- Pending home sales dropped to their lowest level on record in October as mortgage rates remain high.
- The decline in pending home sales exceeds the drop seen during the 2008 housing bust.
- “Mortgage rates were at their highest, and contract signings for existing homes were at their lowest in more than 20 years,” the NAR said.
Pending home sales fell in October to its lowest level on record, exceeding the decline seen during the 2008 housing collapse. since the Pending Home Sales Index was created in 2001.
The Pending Home Sales Index fell 1.5% month-over-month in October, and declined by 8.5% year-over-year as mortgage rates remained elevated and supply stayed tight.
“During October, mortgage rates were at their highest, and contract signings for existing homes were at their lowest in more than 20 years,” the National Association of Realtors’ chief economist Lawrence Yun said on Thursday.
The average 30-year mortgage rate approached 8% in October, according to data from Freddie Mac. But a decline in interest rates since then has pushed mortgage rates back down to about 7.3%. That slight decline in mortgage rates should help open up the housing market, but it’s likely still not enough to completely thaw the frozen market.
“Recent weeks’ successive declines in mortgage rates will help qualify more home buyers, but limited housing inventory is significantly preventing housing demand from fully being satisfied. Multiple offers, of course, yield only one winner, with the rest left to continue their search,” Yun said.
On a regional basis, pending home sales saw a 2.7% gain int he Northeast, while monthly declines were observed throughout the rest of the country.

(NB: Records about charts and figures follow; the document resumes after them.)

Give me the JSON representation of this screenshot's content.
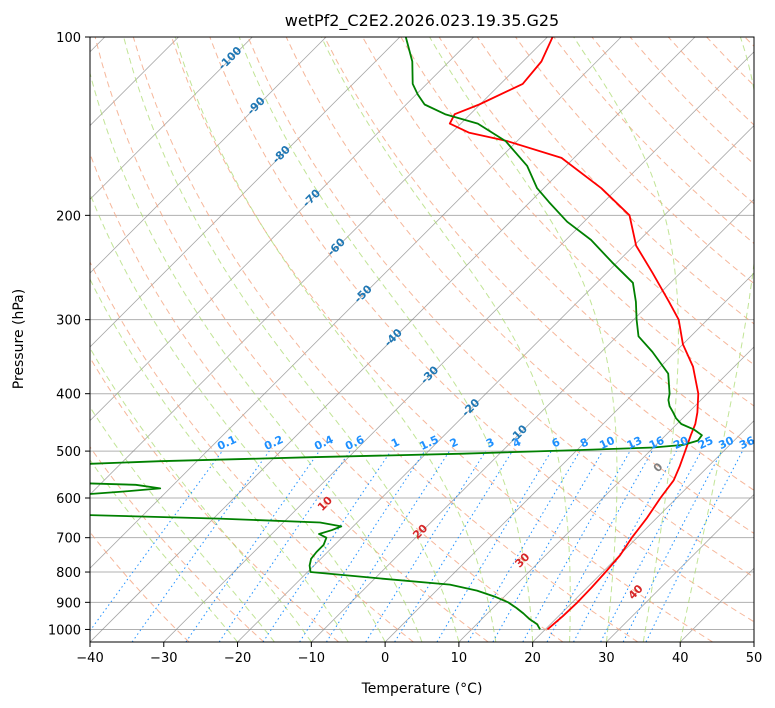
{
  "chart_data": {
    "type": "line",
    "title": "wetPf2_C2E2.2026.023.19.35.G25",
    "xlabel": "Temperature (°C)",
    "ylabel": "Pressure (hPa)",
    "xlim": [
      -40,
      50
    ],
    "ylim": [
      1050,
      100
    ],
    "y_scale": "log",
    "skew_t": true,
    "grid": true,
    "x_ticks": [
      -40,
      -30,
      -20,
      -10,
      0,
      10,
      20,
      30,
      40,
      50
    ],
    "y_ticks": [
      100,
      200,
      300,
      400,
      500,
      600,
      700,
      800,
      900,
      1000
    ],
    "series": [
      {
        "color": "#ff0000",
        "points": [
          [
            20.3,
            1000
          ],
          [
            20.6,
            950
          ],
          [
            20.7,
            900
          ],
          [
            20.6,
            850
          ],
          [
            20.4,
            800
          ],
          [
            20.1,
            750
          ],
          [
            19.3,
            700
          ],
          [
            18.7,
            650
          ],
          [
            17.8,
            600
          ],
          [
            17.2,
            560
          ],
          [
            16.1,
            530
          ],
          [
            14.8,
            500
          ],
          [
            13.4,
            470
          ],
          [
            12.5,
            450
          ],
          [
            11.2,
            430
          ],
          [
            8.8,
            400
          ],
          [
            4.4,
            360
          ],
          [
            0.0,
            330
          ],
          [
            -3.9,
            300
          ],
          [
            -7.6,
            280
          ],
          [
            -13.8,
            250
          ],
          [
            -19.7,
            225
          ],
          [
            -24.7,
            200
          ],
          [
            -32.2,
            180
          ],
          [
            -41.7,
            160
          ],
          [
            -51.2,
            150
          ],
          [
            -57.7,
            145
          ],
          [
            -61.5,
            140
          ],
          [
            -62.1,
            135
          ],
          [
            -60.1,
            130
          ],
          [
            -57.0,
            120
          ],
          [
            -57.5,
            110
          ],
          [
            -59.3,
            100
          ]
        ]
      },
      {
        "color": "#008000",
        "points": [
          [
            19.3,
            1000
          ],
          [
            18.2,
            980
          ],
          [
            16.4,
            960
          ],
          [
            14.9,
            940
          ],
          [
            13.2,
            920
          ],
          [
            11.3,
            900
          ],
          [
            8.7,
            880
          ],
          [
            5.5,
            860
          ],
          [
            1.0,
            840
          ],
          [
            -9.4,
            820
          ],
          [
            -19.6,
            800
          ],
          [
            -20.6,
            780
          ],
          [
            -21.3,
            760
          ],
          [
            -21.5,
            740
          ],
          [
            -21.5,
            720
          ],
          [
            -22.1,
            700
          ],
          [
            -23.6,
            690
          ],
          [
            -22.4,
            680
          ],
          [
            -21.6,
            670
          ],
          [
            -25.0,
            660
          ],
          [
            -39.2,
            650
          ],
          [
            -60.0,
            640
          ],
          [
            -63.4,
            630
          ],
          [
            -66.3,
            620
          ],
          [
            -68.5,
            610
          ],
          [
            -63.4,
            595
          ],
          [
            -55.8,
            585
          ],
          [
            -51.3,
            578
          ],
          [
            -55.1,
            570
          ],
          [
            -70.3,
            563
          ],
          [
            -88.0,
            555
          ],
          [
            -86.0,
            540
          ],
          [
            -72.0,
            530
          ],
          [
            -55.0,
            520
          ],
          [
            -35.0,
            512
          ],
          [
            -15.0,
            505
          ],
          [
            0.0,
            498
          ],
          [
            10.0,
            493
          ],
          [
            13.7,
            488
          ],
          [
            15.1,
            480
          ],
          [
            14.9,
            470
          ],
          [
            13.1,
            460
          ],
          [
            10.6,
            450
          ],
          [
            9.1,
            440
          ],
          [
            7.9,
            430
          ],
          [
            6.6,
            420
          ],
          [
            5.6,
            410
          ],
          [
            4.9,
            400
          ],
          [
            2.0,
            370
          ],
          [
            -3.1,
            340
          ],
          [
            -7.1,
            320
          ],
          [
            -9.6,
            300
          ],
          [
            -12.1,
            280
          ],
          [
            -15.1,
            260
          ],
          [
            -20.7,
            240
          ],
          [
            -26.6,
            220
          ],
          [
            -32.3,
            205
          ],
          [
            -37.4,
            190
          ],
          [
            -40.9,
            180
          ],
          [
            -45.3,
            165
          ],
          [
            -51.5,
            150
          ],
          [
            -57.7,
            140
          ],
          [
            -63.4,
            135
          ],
          [
            -67.5,
            130
          ],
          [
            -69.8,
            125
          ],
          [
            -71.9,
            120
          ],
          [
            -75.0,
            110
          ],
          [
            -79.2,
            100
          ]
        ]
      }
    ],
    "isotherm_labels": [
      "-100",
      "-90",
      "-80",
      "-70",
      "-60",
      "-50",
      "-40",
      "-30",
      "-20",
      "-10"
    ],
    "mixing_ratio_labels": [
      "0.1",
      "0.2",
      "0.4",
      "0.6",
      "1",
      "1.5",
      "2",
      "3",
      "4",
      "6",
      "8",
      "10",
      "13",
      "16",
      "20",
      "25",
      "30",
      "36"
    ],
    "moist_adiabat_labels": [
      "0"
    ],
    "dry_adiabat_labels": [
      "10",
      "20",
      "30",
      "40"
    ],
    "colors": {
      "temperature": "#ff0000",
      "dewpoint": "#008000",
      "isotherm": "#808080",
      "dry_adiabat": "#f4a582",
      "moist_adiabat": "#a6d96a",
      "mixing_ratio": "#1e90ff",
      "isotherm_label": "#1f77b4",
      "adiabat_label": "#d62728"
    }
  }
}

One sweet spot of the housing market that is seeing increased sales is homes priced above $750,000, as there is more inventory of those homes, according to Yun. Newly built home sales are also on the rise, jumping 4.5% year-to-date as homebuilders build more homes.
But those gains are not enough to satiate the demand for a large chunk of the population, much of which has been boxed out of the housing market as rates stay elevated.